Hi,
I think it is a bit more complicated than many are making out.
He has clearly been bitten once and is now commitment shy.
I see nothing wrong with a prenup, but it should definitely be protecting his existing assets and not the (future) marital assets, especially if you intend to give up working and look after his children.
To reassure you a little, you cannot 'prenup' your (future) childrens' needs and he would have to pay you enough to maintain (roughly) the lifestyle that they enjoyed prior to the divorce, assuming he could afford it.
As the law currently stands, without a prenup, he would have to give you spousal maintenance for the rest of your life and maintain your 'needs', which divorce lawyers have a habit of greatly exaggerating. I can totally see why he would not want to do that, especially if you would not be sacrificing a high flying career to look after the children.
Where I can see where he is coming from is that there is no reason you should become very wealthy merely through spending 10 years of your life with him and having his children.

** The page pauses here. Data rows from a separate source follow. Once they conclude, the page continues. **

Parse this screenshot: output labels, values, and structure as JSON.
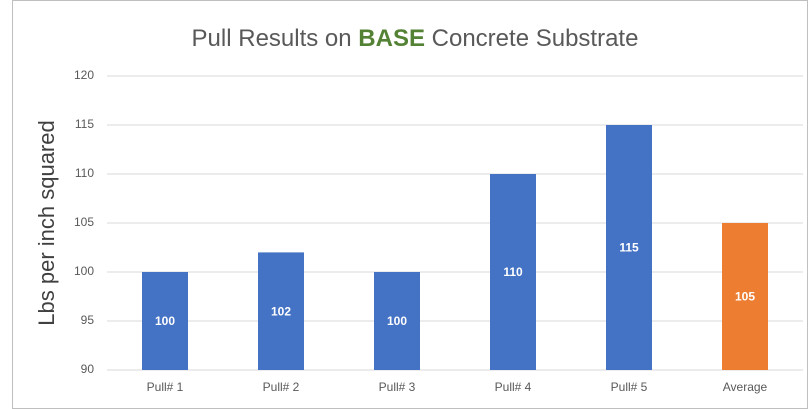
{
  "chart_data": {
    "type": "bar",
    "title": {
      "before": "Pull Results on",
      "highlight": "BASE",
      "after": "Concrete Substrate"
    },
    "highlight_color": "#548235",
    "y_label": "Lbs per inch squared",
    "categories": [
      "Pull# 1",
      "Pull# 2",
      "Pull# 3",
      "Pull# 4",
      "Pull# 5",
      "Average"
    ],
    "values": [
      100,
      102,
      100,
      110,
      115,
      105
    ],
    "colors": [
      "#4472c4",
      "#4472c4",
      "#4472c4",
      "#4472c4",
      "#4472c4",
      "#ed7d31"
    ],
    "ylim": [
      90,
      120
    ],
    "yticks": [
      90,
      95,
      100,
      105,
      110,
      115,
      120
    ],
    "grid": true
  }
}
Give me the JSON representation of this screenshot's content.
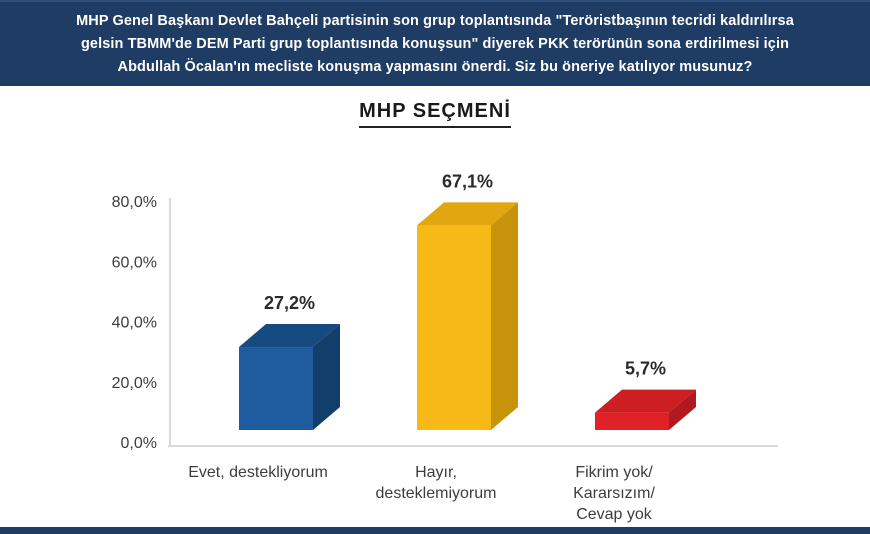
{
  "header": {
    "bg_color": "#1e3c64",
    "lines": [
      "MHP Genel Başkanı Devlet Bahçeli partisinin son grup toplantısında \"Teröristbaşının tecridi kaldırılırsa",
      "gelsin TBMM'de DEM Parti grup toplantısında konuşsun\" diyerek PKK terörünün sona erdirilmesi için",
      "Abdullah Öcalan'ın mecliste konuşma yapmasını önerdi. Siz bu öneriye katılıyor musunuz?"
    ]
  },
  "chart_data": {
    "type": "bar",
    "style": "3d-column",
    "title": "MHP SEÇMENİ",
    "categories": [
      "Evet, destekliyorum",
      "Hayır, desteklemiyorum",
      "Fikrim yok/ Kararsızım/ Cevap yok"
    ],
    "category_lines": [
      [
        "Evet, destekliyorum"
      ],
      [
        "Hayır,",
        "desteklemiyorum"
      ],
      [
        "Fikrim yok/",
        "Kararsızım/",
        "Cevap yok"
      ]
    ],
    "values": [
      27.2,
      67.1,
      5.7
    ],
    "value_labels": [
      "27,2%",
      "67,1%",
      "5,7%"
    ],
    "bar_colors": [
      {
        "front": "#1e5c9f",
        "top": "#164a81",
        "side": "#123e6c"
      },
      {
        "front": "#f7b916",
        "top": "#e2a60f",
        "side": "#c6930b"
      },
      {
        "front": "#e02127",
        "top": "#cd1e24",
        "side": "#b0191e"
      }
    ],
    "ylim": [
      0,
      80
    ],
    "yticks": [
      {
        "value": 0,
        "label": "0,0%"
      },
      {
        "value": 20,
        "label": "20,0%"
      },
      {
        "value": 40,
        "label": "40,0%"
      },
      {
        "value": 60,
        "label": "60,0%"
      },
      {
        "value": 80,
        "label": "80,0%"
      }
    ],
    "xlabel": "",
    "ylabel": "",
    "grid": false,
    "legend": false,
    "axis_color": "#d9d9d9",
    "text_color": "#3d3d3d"
  },
  "footer": {
    "bg_color": "#1e3c64"
  }
}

Fair, to me, is putting you back in the position you would have been having not married him with, of course, excellent provision for both of your children. That would include compensating you for loss of earnings, with reasonable promotions etc and loss of pension contributions. In addition, he would have to deal with your future genuinely reasonable needs.
All the above could be worded in a prenup and a court would take account of it (although it is not absolutely binding in law in the uk).
If he is coming from the above position, you need to have a meaningful conversation with him, having already taken legal advice of your own. If he just thinks he can marry you and have virtually no meaningful commitment to you, then why marry at all?